On Mon, Feb 06, 2023 at 09:46:25AM +0530, Anshuman Khandual wrote:
> On 2/3/23 17:01, Will Deacon wrote:
> > On Tue, Jan 31, 2023 at 12:28:17AM +0800, kernel test robot wrote:

[...]

> > This looks like it should be fixed. I'd also like to see Mark's ack on the
>
> This build warning is triggered when CONFIG_PERF_EVENTS is not enabled, when
> all the fallback stubs in there try to use has_branch_stack() which does not
> get defined. The following change, fixes the problem.

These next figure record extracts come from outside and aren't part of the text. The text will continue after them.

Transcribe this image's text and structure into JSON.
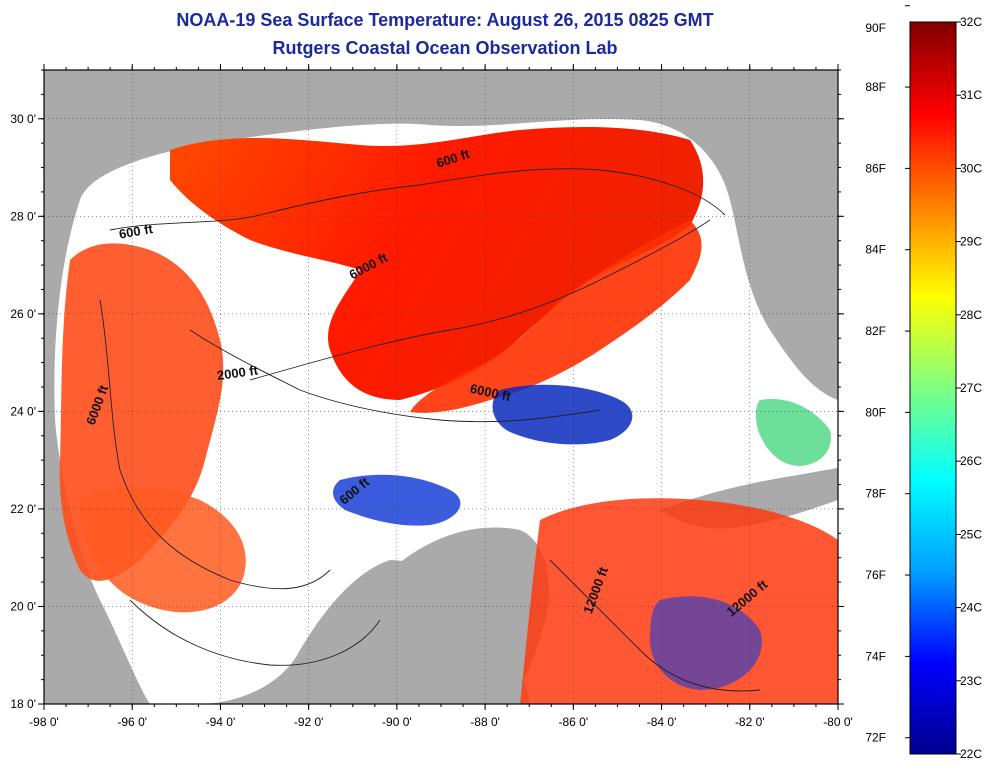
{
  "title": {
    "line1": "NOAA-19 Sea Surface Temperature:  August 26, 2015 0825 GMT",
    "line2": "Rutgers Coastal Ocean Observation Lab"
  },
  "map": {
    "lon_ticks": [
      {
        "value": -98,
        "label": "-98 0'"
      },
      {
        "value": -96,
        "label": "-96 0'"
      },
      {
        "value": -94,
        "label": "-94 0'"
      },
      {
        "value": -92,
        "label": "-92 0'"
      },
      {
        "value": -90,
        "label": "-90 0'"
      },
      {
        "value": -88,
        "label": "-88 0'"
      },
      {
        "value": -86,
        "label": "-86 0'"
      },
      {
        "value": -84,
        "label": "-84 0'"
      },
      {
        "value": -82,
        "label": "-82 0'"
      },
      {
        "value": -80,
        "label": "-80 0'"
      }
    ],
    "lat_ticks": [
      {
        "value": 18,
        "label": "18 0'"
      },
      {
        "value": 20,
        "label": "20 0'"
      },
      {
        "value": 22,
        "label": "22 0'"
      },
      {
        "value": 24,
        "label": "24 0'"
      },
      {
        "value": 26,
        "label": "26 0'"
      },
      {
        "value": 28,
        "label": "28 0'"
      },
      {
        "value": 30,
        "label": "30 0'"
      }
    ],
    "lon_range": [
      -98,
      -80
    ],
    "lat_range": [
      18,
      31
    ],
    "contour_labels": [
      {
        "text": "600 ft",
        "lon": -88.7,
        "lat": 29.1,
        "rotate": -18
      },
      {
        "text": "600 ft",
        "lon": -95.9,
        "lat": 27.6,
        "rotate": -10
      },
      {
        "text": "6000 ft",
        "lon": -90.6,
        "lat": 26.9,
        "rotate": -28
      },
      {
        "text": "2000 ft",
        "lon": -93.6,
        "lat": 24.7,
        "rotate": -8
      },
      {
        "text": "6000 ft",
        "lon": -96.7,
        "lat": 24.1,
        "rotate": -70
      },
      {
        "text": "6000 ft",
        "lon": -87.9,
        "lat": 24.3,
        "rotate": 12
      },
      {
        "text": "600 ft",
        "lon": -90.9,
        "lat": 22.3,
        "rotate": -40
      },
      {
        "text": "12000 ft",
        "lon": -85.4,
        "lat": 20.3,
        "rotate": -70
      },
      {
        "text": "12000 ft",
        "lon": -82.0,
        "lat": 20.1,
        "rotate": -40
      }
    ],
    "colors": {
      "land": "#aaaaaa",
      "cloud": "#ffffff",
      "frame": "#000000"
    }
  },
  "colorbar": {
    "f_labels": [
      {
        "value": 72,
        "label": "72F"
      },
      {
        "value": 74,
        "label": "74F"
      },
      {
        "value": 76,
        "label": "76F"
      },
      {
        "value": 78,
        "label": "78F"
      },
      {
        "value": 80,
        "label": "80F"
      },
      {
        "value": 82,
        "label": "82F"
      },
      {
        "value": 84,
        "label": "84F"
      },
      {
        "value": 86,
        "label": "86F"
      },
      {
        "value": 88,
        "label": "88F"
      },
      {
        "value": 90,
        "label": "90F"
      }
    ],
    "c_labels": [
      {
        "value": 22,
        "label": "22C"
      },
      {
        "value": 23,
        "label": "23C"
      },
      {
        "value": 24,
        "label": "24C"
      },
      {
        "value": 25,
        "label": "25C"
      },
      {
        "value": 26,
        "label": "26C"
      },
      {
        "value": 27,
        "label": "27C"
      },
      {
        "value": 28,
        "label": "28C"
      },
      {
        "value": 29,
        "label": "29C"
      },
      {
        "value": 30,
        "label": "30C"
      },
      {
        "value": 31,
        "label": "31C"
      },
      {
        "value": 32,
        "label": "32C"
      }
    ],
    "range_c": [
      22,
      32
    ],
    "gradient": [
      "#00008f",
      "#0000ff",
      "#00a0ff",
      "#00ffff",
      "#80ff80",
      "#ffff00",
      "#ff8000",
      "#ff0000",
      "#800000"
    ]
  }
}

I expect that you'll post a v9 with that folded in, and I've just made some
comments on v7 which I expect will require some changes, so I'm going to wait
for v9 for further review to keep this manageable.

Thanks,
Mark.

2023-02-09 02:51:37

by Anshuman Khandual

[permalink] [raw]
Subject: Re: [PATCH V8 5/6] arm64/perf: Add branch stack support in ARMV8 PMU



On 2/9/23 01:36, Mark Rutland wrote:
> On Mon, Feb 06, 2023 at 09:46:25AM +0530, Anshuman Khandual wrote:
>> On 2/3/23 17:01, Will Deacon wrote:
>>> On Tue, Jan 31, 2023 at 12:28:17AM +0800, kernel test robot wrote:
>
> [...]
>
>>> This looks like it should be fixed. I'd also like to see Mark's ack on the
>>
>> This build warning is triggered when CONFIG_PERF_EVENTS is not enabled, when
>> all the fallback stubs in there try to use has_branch_stack() which does not
>> get defined. The following change, fixes the problem.
>
> I expect that you'll post a v9 with that folded in, and I've just made some
> comments on v7 which I expect will require some changes, so I'm going to wait
> for v9 for further review to keep this manageable.

Sure, will work on a V9 and post when ready.